Обе почтенные дамы хранили гробовое молчание в течение всего диалога между мистером Олверти и Дженни; но едва только он кончился и они отошли на такое расстояние, что этот джентльмен не мог их слышать, как миссис Дебора не выдержала и разразилась жалобами на снисходительность своего хозяина и особенно на то, что он позволил девушке утаить имя отца ребенка, которое она поклялась выведать еще до захода солнца.

При этих словах на лице мисс Бриджет изобразилась улыбка (вещь очень для нее необычная). Да не подумает читатель, что это была одна из тех шаловливых улыбок, какие Гомер предлагает вам вообразить на лице Венеры, когда называет ее смехолюбивой богиней, или же одна из тех улыбок, какими стреляет из своей литерной ложи леди Серафина на зависть самой Венере, которая отдала бы за нее свое бессмертие. Нет, это была скорее одна из тех улыбок, какие можно предположить на впалых щеках величественной Тизифоны или одной из девиц — сестер ее.

И вот с такой улыбкой и голосом, мелодичным, как вечернее дуновение Борея в очаровательном месяце ноябре, мисс Бриджет мягко пожурила миссис Дебору за ее любопытство — порок, которым последняя, по-видимому, была сильно заражена и против которого первая высказалась очень резко, заявив, что, при всех ее недостатках, враги ее, благодарение богу, не могут обвинить ее в том, что она суется в чужие дела.

Потом она принялась хвалить благородство и такт Дженни. Она сказала, что не может не согласиться с братом; искренность ее признания и честность по отношению к любовнику заслуживают одобрения; что она всегда считала Дженни порядочной девушкой и не сомневается в том, что ее соблазнил какой-нибудь мерзавец, гораздо больше ее достойный порицания, который, по всей вероятности, увлек девушку обещанием жениться или иным предательским способом.

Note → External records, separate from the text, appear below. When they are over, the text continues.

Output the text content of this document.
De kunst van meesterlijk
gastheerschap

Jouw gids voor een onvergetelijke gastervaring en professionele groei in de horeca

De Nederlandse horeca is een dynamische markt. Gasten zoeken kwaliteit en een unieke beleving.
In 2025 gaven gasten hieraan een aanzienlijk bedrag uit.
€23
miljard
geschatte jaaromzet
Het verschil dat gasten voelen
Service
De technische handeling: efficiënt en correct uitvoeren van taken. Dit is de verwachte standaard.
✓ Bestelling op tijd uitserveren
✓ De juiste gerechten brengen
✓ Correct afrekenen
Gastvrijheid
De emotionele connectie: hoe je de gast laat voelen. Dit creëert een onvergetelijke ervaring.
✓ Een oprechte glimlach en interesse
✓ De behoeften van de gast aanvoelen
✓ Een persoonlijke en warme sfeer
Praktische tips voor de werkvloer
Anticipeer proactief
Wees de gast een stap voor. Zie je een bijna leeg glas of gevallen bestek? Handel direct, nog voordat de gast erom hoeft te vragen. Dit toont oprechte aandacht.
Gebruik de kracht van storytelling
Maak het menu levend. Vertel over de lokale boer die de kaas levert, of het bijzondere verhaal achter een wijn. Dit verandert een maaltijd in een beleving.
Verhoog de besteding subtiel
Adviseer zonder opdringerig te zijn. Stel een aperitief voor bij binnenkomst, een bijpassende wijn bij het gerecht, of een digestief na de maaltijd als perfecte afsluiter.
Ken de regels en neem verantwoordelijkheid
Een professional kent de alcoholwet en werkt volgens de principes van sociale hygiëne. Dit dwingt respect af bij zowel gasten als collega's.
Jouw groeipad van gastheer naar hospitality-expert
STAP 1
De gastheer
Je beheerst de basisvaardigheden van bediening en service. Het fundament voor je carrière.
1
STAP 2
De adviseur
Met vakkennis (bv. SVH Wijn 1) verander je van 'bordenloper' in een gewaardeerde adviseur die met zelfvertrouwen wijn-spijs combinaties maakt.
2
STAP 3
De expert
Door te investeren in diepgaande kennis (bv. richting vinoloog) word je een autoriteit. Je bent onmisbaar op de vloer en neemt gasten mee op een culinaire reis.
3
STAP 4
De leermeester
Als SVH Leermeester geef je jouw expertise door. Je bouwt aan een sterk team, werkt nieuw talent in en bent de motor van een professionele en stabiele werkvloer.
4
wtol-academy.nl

Такое поведение мисс Бриджет сильно удивило миссис Дебору. Эта благовоспитанная дама редко открывала рот перед своим хозяином и его сестрой, не выведав предварительно их намерений, с которыми ее мнения всегда совпадали. Тут, однако, она сочла, что может выступить безопасно; и проницательный читатель едва ли обвинит ее в недостатке предусмотрительности, но скорее подивится, с какой поразительной быстротой она повернула руль, убедившись, что держит неверный курс.

— Да, сударыня, — сказала эта способная женщина и поистине великий дипломат, — сказать правду, и я, подобно вашей милости, не могу не удивляться уму этой девушки. И если, как говорит ваша милость, ее обманул какой-нибудь злодей, то бедняжка достойна сожаления. Право, как говорит ваша милость, она всегда казалась порядочной, честной, прямодушной девушкой и, ей-богу, никогда не чванилась своей смазливостью, как иные бесстыдницы, ее соседки.

— Это правда, Дебора, — отвечала мисс Бриджет. — Если бы она была тщеславной девчонкой, которых столько в нашем приходе, я осудила бы брата за снисходительность к ней. На днях я видела в церкви двух фермерских дочек с открытой шеей. До чего я была возмущена! Если эти девки сами приманивают парней, выставляя напоказ свои прелести, пусть потом страдают — не жалко. Терпеть не могу таких тварей! Для них было бы лучше, если бы лица их были разукрашены оспой. Но, право же, я никогда не замечала такого бесстыдства у Дженни. Убеждена, что какой-нибудь хитрый негодяй обманул ее, может быть, даже изнасиловал! От всего сердца жалею бедняжку.

Миссис Дебора одобрила все эти сентенции, и диалог был заключен самым резким поношением красоты и многими соболезнованиями по адресу простых честных девушек, вводимых в заблуждение злыми кознями обманщиков мужчин.